Hélène Damville crée des présences qui n’habitent pas toujours le corps mais le tiennent en vie — entre flux et déplacement — comme si celui-là, et à lui seul, ne pouvait se suffire. L’artiste cerne la complexité de l’être : le désir et la mort, le masculin et le féminin, sans souci de leçon. Existent des approches, des attentes, des montées, des descentes dans divers circuits de reprises, de circulations et d’articulations. Le dessin porte atteinte au vide par espoir de fusion. Demeure néanmoins le risque de l’abîme au sein d’un mouvement vers un assemblage peut-être impossible.
L’apparition est trouble, confuse, sexuelle. Pas de lumière : au mieux, le noir (sur le blanc), l’os est mis à nu afin qu’il devienne un peu moins noir par ce qui s’érige : fragments de corps suspendu, bouche sans lèvres, phallus sans corps. Le désir semble pouvoir se rattraper mais le doute subsiste. L’œuvre capte surtout la latence, le creux. L’image n’est donc plus un simple croire voir mais un déboîtement, de reprises en reprises, en divers danses et envols macabres ou vitaux.
Entretien :
Qu’est-ce qui vous fait lever le matin ?
L’idée du café.
Que sont devenus vos rêves d’enfant ?
Je vis toujours avec, en plutôt bonne harmonie.
A quoi avez-vous renoncé ?
Pour l’instant à rien !
D’où venez-vous ?
C’est une bonne question.
Qu’avez-vous reçu en dot ?
Une bonne partie de ma vocation, beaucoup d’amour… J’ai eu de la chance.

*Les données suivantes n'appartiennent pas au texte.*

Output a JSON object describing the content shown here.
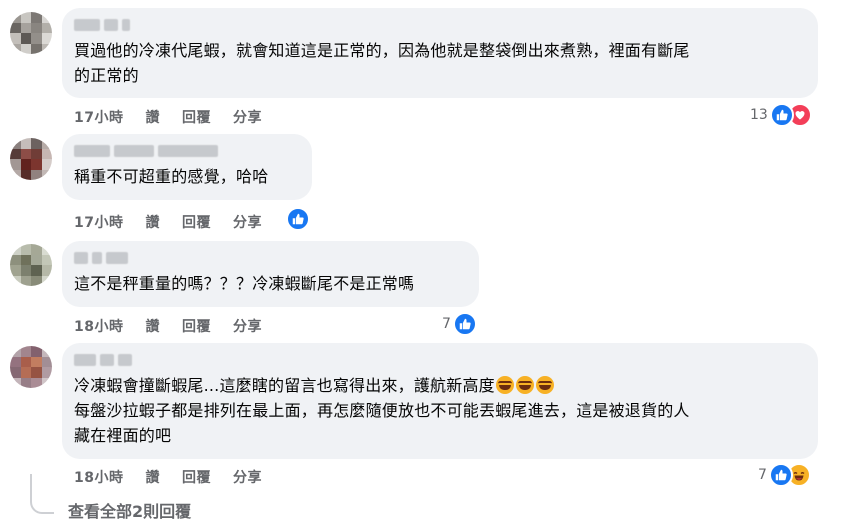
{
  "comments": [
    {
      "text": "買過他的冷凍代尾蝦，就會知道這是正常的，因為他就是整袋倒出來煮熟，裡面有斷尾\n的正常的",
      "time": "17小時",
      "read": "讚",
      "reply": "回覆",
      "share": "分享",
      "reaction_count": "13",
      "reactions": [
        "like-icon",
        "love-icon"
      ]
    },
    {
      "text": "稱重不可超重的感覺，哈哈",
      "time": "17小時",
      "read": "讚",
      "reply": "回覆",
      "share": "分享",
      "reaction_count": "",
      "reactions": [
        "like-icon"
      ]
    },
    {
      "text": "這不是秤重量的嗎？？？冷凍蝦斷尾不是正常嗎",
      "time": "18小時",
      "read": "讚",
      "reply": "回覆",
      "share": "分享",
      "reaction_count": "7",
      "reactions": [
        "like-icon"
      ]
    },
    {
      "text_line1": "冷凍蝦會撞斷蝦尾...這麼瞎的留言也寫得出來，護航新高度",
      "text_rest": "每盤沙拉蝦子都是排列在最上面，再怎麼隨便放也不可能丟蝦尾進去，這是被退貨的人\n藏在裡面的吧",
      "time": "18小時",
      "read": "讚",
      "reply": "回覆",
      "share": "分享",
      "reaction_count": "7",
      "reactions": [
        "like-icon",
        "haha-icon"
      ]
    }
  ],
  "view_replies": "查看全部2則回覆",
  "colors": {
    "like": "#1877f2",
    "love": "#f33e58",
    "haha": "#f7b125",
    "bubble": "#f0f2f5",
    "meta": "#65676b"
  }
}
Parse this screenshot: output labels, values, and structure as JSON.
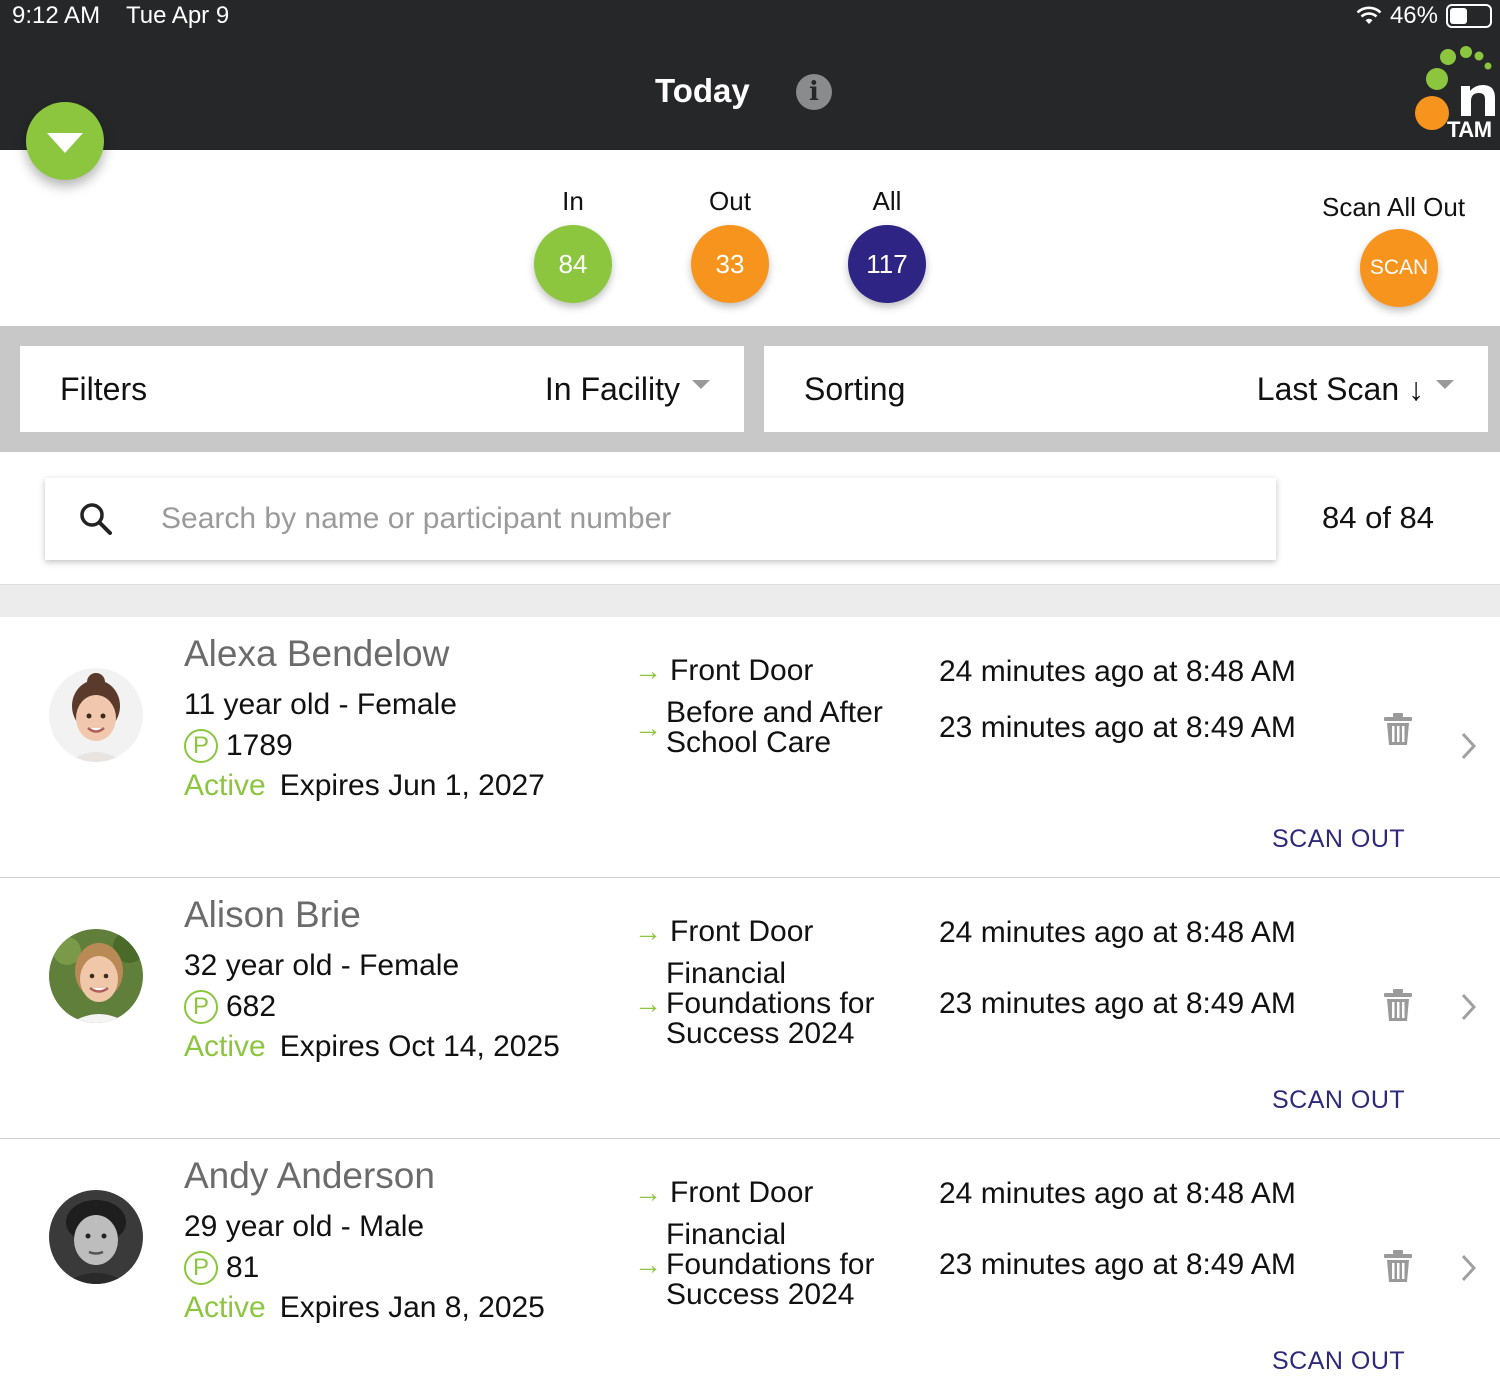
{
  "status_bar": {
    "time": "9:12 AM",
    "date": "Tue Apr 9",
    "battery": "46%",
    "battery_level": 0.46
  },
  "header": {
    "title": "Today",
    "logo_text": "TAM"
  },
  "colors": {
    "green": "#8cc63f",
    "orange": "#f7941d",
    "purple": "#2e2484",
    "header_bg": "#262729"
  },
  "counters": [
    {
      "label": "In",
      "value": "84",
      "color": "#8cc63f"
    },
    {
      "label": "Out",
      "value": "33",
      "color": "#f7941d"
    },
    {
      "label": "All",
      "value": "117",
      "color": "#2e2484"
    }
  ],
  "scan_all": {
    "label": "Scan All Out",
    "button": "SCAN"
  },
  "filters": {
    "label": "Filters",
    "value": "In Facility"
  },
  "sorting": {
    "label": "Sorting",
    "value": "Last Scan ↓"
  },
  "search": {
    "placeholder": "Search by name or participant number",
    "count": "84 of 84"
  },
  "rows": [
    {
      "name": "Alexa Bendelow",
      "details": "11 year old - Female",
      "participant_badge": "P",
      "participant_number": "1789",
      "status": "Active",
      "expires": "Expires Jun 1, 2027",
      "locations": [
        {
          "arrow": "→",
          "text": "Front Door",
          "time": "24 minutes ago at 8:48 AM"
        },
        {
          "arrow": "→",
          "text": "Before and After School Care",
          "time": "23 minutes ago at 8:49 AM"
        }
      ],
      "action": "SCAN OUT"
    },
    {
      "name": "Alison Brie",
      "details": "32 year old - Female",
      "participant_badge": "P",
      "participant_number": "682",
      "status": "Active",
      "expires": "Expires Oct 14, 2025",
      "locations": [
        {
          "arrow": "→",
          "text": "Front Door",
          "time": "24 minutes ago at 8:48 AM"
        },
        {
          "arrow": "→",
          "text": "Financial Foundations for Success 2024",
          "time": "23 minutes ago at 8:49 AM"
        }
      ],
      "action": "SCAN OUT"
    },
    {
      "name": "Andy Anderson",
      "details": "29 year old - Male",
      "participant_badge": "P",
      "participant_number": "81",
      "status": "Active",
      "expires": "Expires Jan 8, 2025",
      "locations": [
        {
          "arrow": "→",
          "text": "Front Door",
          "time": "24 minutes ago at 8:48 AM"
        },
        {
          "arrow": "→",
          "text": "Financial Foundations for Success 2024",
          "time": "23 minutes ago at 8:49 AM"
        }
      ],
      "action": "SCAN OUT"
    }
  ]
}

Un petit plaisir — quotidien ou non ?
Je n’associe pas le plaisir à quelque chose de petit, y compris (surtout) s’il est fugace.
Qu’est-ce qui vous distingue des autres artistes ?
Cette même chose qui distingue toute personne d’une autre.
Quelle est la première image qui vous interpella ?
Je pense que c’est la Dame à la licorne au musée de Cluny, pendant une visite avec mon père quand j’étais petite.
Et votre première lecture ?
« Ernest et Celestine » (de Gabrielle Vincent) . Plus tard Colette, les Claudine notamment (pas vraiment pour les enfants d’ailleurs), Maurice Leblanc et Arsène Lupin (dont j’étais amoureuse). Et bien sûr Gaston Lagaffe.
Pourquoi votre attirance pour une formulation particulière de l’éros ?
C’est embarrassant. Moi ça me paraît assez naturel… Il est partout dans les formes que prend la nature, c’est fascinant. Je laisse simplement se traduire cette présence — non sans allégresse c’est certain !
Quelles musiques écoutez-vous ?
Beaucoup de choses différentes. J’écoute énormément de musique en travaillant et j’adore en découvrir.
Quel est le livre que vous aimez relire ?
Etty Hillesum en édition complète que j’ai toujours près de moi. “Les lettres à un jeune poète” aussi.
Quel film vous fait pleurer ?
Je pleure vraiment très facilement devant un film alors je ne pourrais pas en citer un en particulier.
Quand vous vous regardez dans un miroir qui voyez-vous ?
C’est bien précisément ce que je me demande.
A qui n’avez-vous jamais osé écrire ?
A beaucoup de monde en fait.
Quel(le) ville ou lieu a pour vous valeur de mythe ?
La campagne de mon enfance.
Quels sont les artistes et écrivains dont vous vous sentez le plus proche ?
Je vais en oublier évidemment. Hans Memling, Rogier Van der Weyden, Henry Moore, Cécile Reims, Etty Hillesum, Jules Supervielle, Antonin Artaud, Fiodor Dostoïevski, Leon Tolstoï, Franz Schubert…
C’est pas évident et assez prétentieux de les envoyer comme ça, pêle-mêle. Il y a aussi amis et famille que j’ai la joie de connaître, tous artistes à leur manière, qui dans un sens sont certainement les plus proches.
Qu’aimeriez-vous recevoir pour votre anniversaire ?
“Qui” : tous ceux qui me sont chers.
Que défendez-vous ?
Heu, c’est très facile à dire et assez pompeux mais disons une certaine idée de la liberté, une forme d’exigence et de responsabilité
Que vous inspire la phrase de Lacan : “L’Amour c’est donner quelque chose qu’on n’a pas à quelqu’un qui n’en veut pas”?
J’ai beau me concentrer, ça m’inspire surtout qu’en la matière je ne me pose pas autant de questions.
Que pensez-vous de celle de W. Allen : “La réponse est oui mais quelle était la question ?“
C’est le serpent qui se mord la queue !
Quelle question ai-je oublié de vous poser ?
Vous avez oublié de me poser une question ? Héhé.
Présentation et entretien réalisés par jean-paul gavard-perret pour lelitteraire.com, le 27 avril 2016.